Please tell us a little about yourself
As a medical student at the University of Adelaide, I discovered my passion for medical informatics, then an emerging field in the USA. After gaining my medical degree, I further explored this interest through a PhD in Medical Informatics at Stanford University, studying Bayesian networks and decision theory for clinical decision support (CDS). After returning to Australia, I launched a Health Informatics program at Adelaide University and consulted on patient safety. In the early 2000s, I co-founded Alcidion, a company dedicated to improving patient safety through CDS. After leading Alcidion to a public listing in 2016 and a busy 20+ -year tenure, I stepped away in 2022. I now consult in Health AI, informatics, and go-to-market strategies for health IT start-ups.
How do you define digital health?

I think it’s pretty broad. Digital health is about using technology to improve health, wellness and healthcare delivery. Health Informatics is a subset of this, focusing on the content of the data; how to represent it and use it.
What do you think will enable digital health projects and innovations to succeed?
We’re at the point the technology itself is not the barrier. The main hindrances to success are interoperability (getting data out of proprietary IT systems) and clinical workflow integration so we can help clinicians save time and improve care; in other words, how to make the right thing to do the easiest thing to do, rather than requiring of them everyday heroics to get their job done.
What do you think are the biggest challenges facing digital health at the moment?
Interoperability is the main one. It’s not a technical issue but a purposeful strategy by companies to block data access. I believe all Health IT systems should be mandated for high degrees of interoperability. The other one is the workforce — we need cross-trained people who deeply understand the technology, clinical environment and patient engagement.
Do you have any resources or links you would like to share?
I think the Australian Institute of Digital Health (AIDH) is a good start to get into the field. We are also trying to build a community around Evidence-based AI so it would be great participation in the LinkedIn group.
How do you see Digital Health and Artificial Intelligence intersecting?
Current forms of digital health aim to replace paper systems with a digital equivalent. Sadly, health IT hasn’t moved the needle on patient safety, and there’s good evidence that it’s worsened clinician productivity and cognitive burden. It is sobering to remember when COVID was peaking in the US, one of the first things governors did was exempt doctors from using EMRs because the systems were slowing down healthcare delivery! AI is now forcing us to rethink how to integrate technology to better support clinicians and patients. In fact, I think it will lead to us rethinking the roles of clinicians as technology becomes more capable. I believe clinicians have to make too many decisions; healthcare needs more automation so we can spend more time engaging with patients.
What do you feel is the most exciting thing happing in Health Artificial Intelligence right now?

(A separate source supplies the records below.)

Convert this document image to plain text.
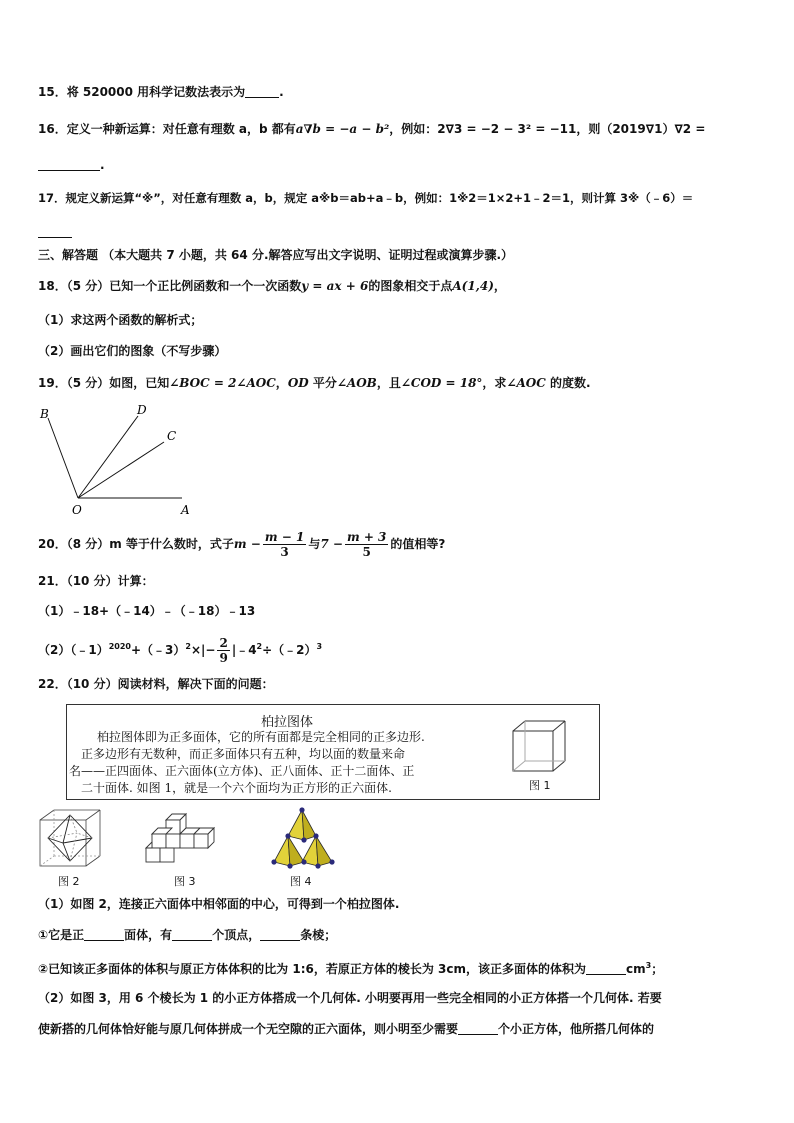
15．将 520000 用科学记数法表示为	.
16．定义一种新运算：对任意有理数 a，b 都有a∇b = −a − b²，例如：2∇3 = −2 − 3² = −11，则（2019∇1）∇2 =
.
17．规定义新运算“※”，对任意有理数 a，b，规定 a※b＝ab+a﹣b，例如：1※2＝1×2+1﹣2＝1，则计算 3※（﹣6）＝
三、解答题 （本大题共 7 小题，共 64 分.解答应写出文字说明、证明过程或演算步骤.）
18．（5 分）已知一个正比例函数和一个一次函数y = ax + 6的图象相交于点A(1,4)，
（1）求这两个函数的解析式；
（2）画出它们的图象（不写步骤）
19．（5 分）如图，已知∠BOC = 2∠AOC，OD 平分∠AOB，且∠COD = 18°，求∠AOC 的度数.
B	D
C
O	A
20．（8 分）m 等于什么数时，式子$m - \frac{m - 1}{3}$ 与$7 - \frac{m + 3}{5}$ 的值相等?
21．（10 分）计算：
（1）﹣18+（﹣14）﹣（﹣18）﹣13
（2）（﹣1）$^{2020}$+（﹣3）$^2$×|− $\frac{2}{9}$ $|﹣4^2\div(﹣2)^3$
22．（10 分）阅读材料，解决下面的问题：
柏拉图体
柏拉图体即为正多面体，它的所有面都是完全相同的正多边形.
正多边形有无数种，而正多面体只有五种，均以面的数量来命
名——正四面体、正六面体(立方体)、正八面体、正十二面体、正
二十面体. 如图 1，就是一个六个面均为正方形的正六面体.	图 1
图 2	图 3	图 4
（1）如图 2，连接正六面体中相邻面的中心，可得到一个柏拉图体.
①它是正	面体，有	个顶点，	条棱；
②已知该正多面体的体积与原正方体体积的比为 1:6，若原正方体的棱长为 3cm，该正多面体的体积为	$cm^3$；
（2）如图 3，用 6 个棱长为 1 的小正方体搭成一个几何体. 小明要再用一些完全相同的小正方体搭一个几何体. 若要
使新搭的几何体恰好能与原几何体拼成一个无空隙的正六面体，则小明至少需要	个小正方体，他所搭几何体的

Generative AI is in the limelight, but I think it’s too risky to use in a clinical setting in its current form because it hallucinates and can randomly omit important information. The underlying technology of ChatGPT is the transformer deep learning model (that’s what the ’T’ in GPT stands for). Transformers can also be used for prediction rather than generating text. This allows us to incorporate the contents of clinical notes into risk prediction, risk stratification, and candidate selection for pathways and clinical trials. Also, these models can incorporate multiple modalities such as images and signal data; I think this will lead to significant improvement in picking up changes in patient health trajectory earlier and allow us to personalise care better than we can today. I’m also excited about the resurgence of interest in causal models, which are one way of protecting against generative AI hallucinations.
How would you like to see Artificial Intelligence technologies transforming healthcare in future?
We will see the AI augmented clinician. This will invite us to redefine the role of the human in healthcare. Today we expect clinicians to deliver safe and efficient healthcare when we all know it’s not humanly possible without assistance, which we do not provide them. For example, how can a junior doctor optimally manage 25 sick patients on their ward when even one very sick person consumes almost all their time? Consider that 80% of healthcare is routine and could be managed through automation and enhanced monitoring. Clinicians should manage the exceptions, allowing them to focus on complex, human-centred care.
From a consumer perspective, AI promises personalised care, catering to individual healthcare literacy, culture, and engagement styles. A sustainable healthcare system must deliver care in lower-acuity settings like homes, nursing homes and clinics. This necessitates more intelligent systems for monitoring patient progress and providing engagement choices. Scaling healthcare isn’t possible if every piece of data from every patient requires manual human review.